Questa, dunque, l’intrigante suggestione: siamo probabilmente di fronte a una fase epocale in cui le “regole del gioco” non tengono più, similmente all’Europa della prima metà del XVII Secolo. Il mondo è troppo complesso per essere governato con le vecchie regole ma quelle nuove non esistono ancora (né si vede un nuovo Grozio all’orizzonte). Con l’aggravante, tutt’altro che secondaria, che le istanze sono enormemente oggi più complesse (se non altro per la potenza autodistruttiva delle armi oggi a disposizione). La domanda delle domande è dunque: quale nuovo sistema di regole può governare questo mondo, totalmente interconnesso ma senza un’autorità unica?

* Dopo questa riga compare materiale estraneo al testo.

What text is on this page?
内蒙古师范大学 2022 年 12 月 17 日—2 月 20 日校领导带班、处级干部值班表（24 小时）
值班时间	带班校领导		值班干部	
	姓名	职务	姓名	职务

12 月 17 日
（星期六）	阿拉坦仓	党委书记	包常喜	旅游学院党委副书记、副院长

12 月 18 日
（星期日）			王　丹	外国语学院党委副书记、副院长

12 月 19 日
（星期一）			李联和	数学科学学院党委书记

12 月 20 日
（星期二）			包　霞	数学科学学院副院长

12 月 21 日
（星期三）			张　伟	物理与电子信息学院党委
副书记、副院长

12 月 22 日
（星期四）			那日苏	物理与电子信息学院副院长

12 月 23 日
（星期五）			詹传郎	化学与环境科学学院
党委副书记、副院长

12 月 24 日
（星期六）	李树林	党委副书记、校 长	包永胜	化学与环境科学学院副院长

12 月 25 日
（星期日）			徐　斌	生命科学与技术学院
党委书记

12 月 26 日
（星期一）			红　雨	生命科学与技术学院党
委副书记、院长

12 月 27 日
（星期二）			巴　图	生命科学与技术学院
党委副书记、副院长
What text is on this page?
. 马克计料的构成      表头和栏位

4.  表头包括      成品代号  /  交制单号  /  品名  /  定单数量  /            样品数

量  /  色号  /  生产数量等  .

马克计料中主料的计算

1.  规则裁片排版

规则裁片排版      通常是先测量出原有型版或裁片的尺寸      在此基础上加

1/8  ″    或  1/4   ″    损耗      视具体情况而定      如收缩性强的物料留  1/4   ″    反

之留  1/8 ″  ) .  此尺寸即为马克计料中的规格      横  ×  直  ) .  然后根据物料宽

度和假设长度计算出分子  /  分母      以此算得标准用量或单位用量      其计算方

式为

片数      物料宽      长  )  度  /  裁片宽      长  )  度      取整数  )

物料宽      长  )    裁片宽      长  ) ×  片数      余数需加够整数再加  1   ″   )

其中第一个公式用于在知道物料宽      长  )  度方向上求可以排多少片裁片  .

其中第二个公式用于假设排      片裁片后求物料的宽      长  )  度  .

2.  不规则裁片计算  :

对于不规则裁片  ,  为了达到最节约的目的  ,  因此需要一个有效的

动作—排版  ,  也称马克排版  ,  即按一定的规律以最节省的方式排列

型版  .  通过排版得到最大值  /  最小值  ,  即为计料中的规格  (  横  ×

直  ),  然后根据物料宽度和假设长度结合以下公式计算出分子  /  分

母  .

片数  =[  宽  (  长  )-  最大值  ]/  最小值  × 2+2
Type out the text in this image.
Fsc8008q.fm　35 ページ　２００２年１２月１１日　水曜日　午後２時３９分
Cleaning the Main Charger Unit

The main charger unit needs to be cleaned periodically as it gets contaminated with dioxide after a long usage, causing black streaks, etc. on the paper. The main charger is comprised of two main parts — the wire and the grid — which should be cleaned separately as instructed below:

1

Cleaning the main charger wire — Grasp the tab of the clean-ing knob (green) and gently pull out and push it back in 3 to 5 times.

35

La risposta che dà Saffo è molto articolata e non del tutto convincente (forse perché lui è un futurologo e chi scrive è incapace di disancorarsi dal presente). Lascio agli interessati di leggere il saggio ma trovo utile distillare alcuni concetti su cui tutti riflettere per consolidare la consapevolezza del momento storico in cui ci è capitato di vivere. Forse la considerazione più utile per guardare al presente è rassegnarsi al fatto che, se nel Seicento il sistema poteva essere riorganizzato, oggi la velocità dei cambiamenti tecnologici e l’enorme interdipendenza dei fenomeni planetari fanno sì che le istituzioni sono fisiologicamente in ritardo su problemi (basti pensare alla UE). Ed è quindi probabilmente illusorio pensare a un’unica governance; più realistico e opportuno immaginare un sistema ibrido e stratificato, composto da diversi elementi: il diritto internazionale, alleanze regionali, una governance tecnica mondiale fatta di standard e protocolli applicativi riconosciuti e accettati universalmente, e una indispensabile regolazione tra soggetti privati. Insomma, siamo in una fase in cui il problema non è trovare un (impossibile) ordine planetario unico ma capire se e come il mondo possa essere governato senza.
Non mancano, del resto, esempi passati e presenti di forme efficaci di governance plurale: segno che non siamo condannati al disordine. Più che cedere al pessimismo, è opportuno riconoscere che il mondo non è mai stato così complesso e che proprio per questo richiede soluzioni nuove, ibride e ancora in costruzione.